Auch Lamya Kaddor will die Organisation liberaler Muslime vorantreiben und hat deshalb 2010 den Liberal-Islamischen Bund (LIB) gegründet. Doch sie wendet sich gegen die Freiburger Deklaration. Kaddor wirft Ourghi vor, er schließe sich »marginalisierenden Diskursen der Mehrheitsgesellschaft unreflektiert« an und leiste »rassistischen und islamfeindlichen Diskursen in Deutschland Schützenhilfe«. Dabei bezieht sie sich offenbar auf einen Face­book-Post von Ourghi, der nach dem Amoklauf in München über eine islamistische Motivation des Täters spekulierte und die Tat mit nach Deutschland kommenden Flüchtlingen in Verbindung brachte. Später entschuldigte sich Ourghi »bei allen Flüchtlingen, die hier im Land leben«, und räumte einen Fehler ein. »Ich würde niemals mit Rassisten zusammenarbeiten und habe schon mehrere Anfragen der AfD vehement abgelehnt«, sagt er. Ihm gehe es um die Etablierung einer differenzierten, sachlichen und humanistischen Kritik am Islam. »Mit der Thematisierung von problematischen Einstellungen, die islamisch begründet werden, stellen wir uns nicht nur Relativierern entgegen, sondern auch denjenigen, die diese Einstellungen verallgemeinernd allen Muslimen zuschreiben. Und mit dieser Positionierung gegen Antisemitismus und Homophobie passen wir doch in keiner Weise mit Rechten zusammen«, betont Ourghi im Gespräch mit der Jungle World.

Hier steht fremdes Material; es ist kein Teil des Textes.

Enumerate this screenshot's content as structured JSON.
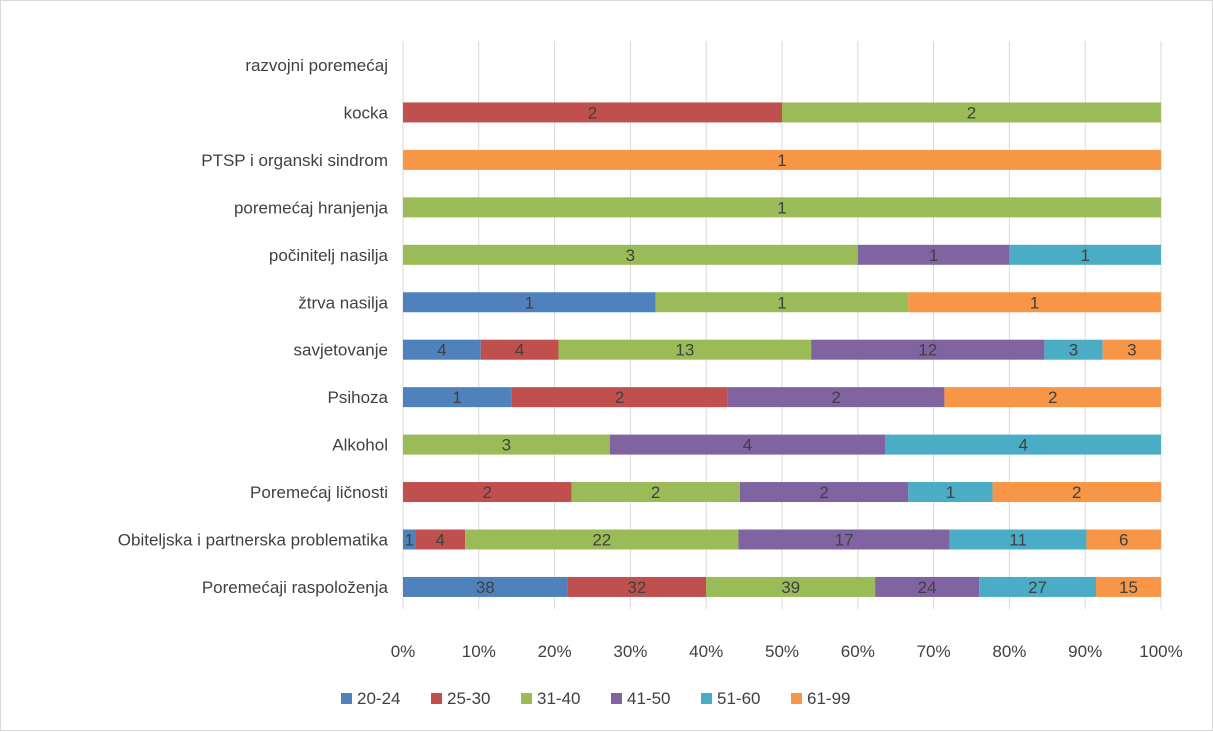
{
  "chart_data": {
    "type": "bar",
    "orientation": "horizontal",
    "stacked": "percent",
    "categories": [
      "razvojni poremećaj",
      "kocka",
      "PTSP i organski sindrom",
      "poremećaj hranjenja",
      "počinitelj nasilja",
      "žtrva nasilja",
      "savjetovanje",
      "Psihoza",
      "Alkohol",
      "Poremećaj ličnosti",
      "Obiteljska i partnerska problematika",
      "Poremećaji raspoloženja"
    ],
    "series": [
      {
        "name": "20-24",
        "color": "#4f81bd",
        "values": [
          0,
          0,
          0,
          0,
          0,
          1,
          4,
          1,
          0,
          0,
          1,
          38
        ]
      },
      {
        "name": "25-30",
        "color": "#c0504d",
        "values": [
          0,
          2,
          0,
          0,
          0,
          0,
          4,
          2,
          0,
          2,
          4,
          32
        ]
      },
      {
        "name": "31-40",
        "color": "#9bbb59",
        "values": [
          0,
          2,
          0,
          1,
          3,
          1,
          13,
          0,
          3,
          2,
          22,
          39
        ]
      },
      {
        "name": "41-50",
        "color": "#8064a2",
        "values": [
          0,
          0,
          0,
          0,
          1,
          0,
          12,
          2,
          4,
          2,
          17,
          24
        ]
      },
      {
        "name": "51-60",
        "color": "#4bacc6",
        "values": [
          0,
          0,
          0,
          0,
          1,
          0,
          3,
          0,
          4,
          1,
          11,
          27
        ]
      },
      {
        "name": "61-99",
        "color": "#f79646",
        "values": [
          0,
          0,
          1,
          0,
          0,
          1,
          3,
          2,
          0,
          2,
          6,
          15
        ]
      }
    ],
    "x_ticks": [
      "0%",
      "10%",
      "20%",
      "30%",
      "40%",
      "50%",
      "60%",
      "70%",
      "80%",
      "90%",
      "100%"
    ],
    "xlim": [
      0,
      100
    ],
    "grid": true,
    "legend_position": "bottom"
  }
}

Der Deutsch-Algerier hatte zuletzt auch den Einfluss von Ditib auf den islamischen Religionsunterricht an Grundschulen in Hessen kritisiert. Die Behörde hat dort einen eigenen Lehrplan erstellt, der Ourghi zufolge eine Auseinandersetzung mit problematischen Stellen in islamischen Quellen ausklammert. Statt den konservativen Islamverbänden Gestaltungsmacht über den Unterricht zu verleihen, wünscht sich Ourghi, dass in Kooperation mit den Hochschulen ein humanistischer Islamunterricht erarbeitet wird. Um dem Staat auch andere Ansprechpartner anzubieten und den Einfluss konservativer Verbände zurückzudrängen, will er einen liberalislamischen Dachverband gründen. »Wir möchten als liberale Muslime endlich ernster genommen werden und einen humanistischen Islam mitgestalten«, so der Islamwissenschaftler. Dabei habe er keine Scheu vor Kritik und wolle auch mit ablehnenden Verbänden sprechen.

Dennoch scheint unklar, wie Ourghi die internen Zerwürfnisse mit anderen prominenten Stimmen des liberalen Islam klären möchte, um einen Dachverband aufzubauen, der alle säkularen und liberalen Muslime umfasst. Für eine tatsächliche Trennung von Staat und Religion wäre ohnehin die Abschaffung des bekenntnisorientierten Religionsunterrichts notwendig. Dieser Schritt wird in Luxemburg gegangen: An dortigen Gymnasien steht seit voriger Woche ein einheitlicher Werteunterricht auf dem Stundenplan, die Grundschulen sollen folgen.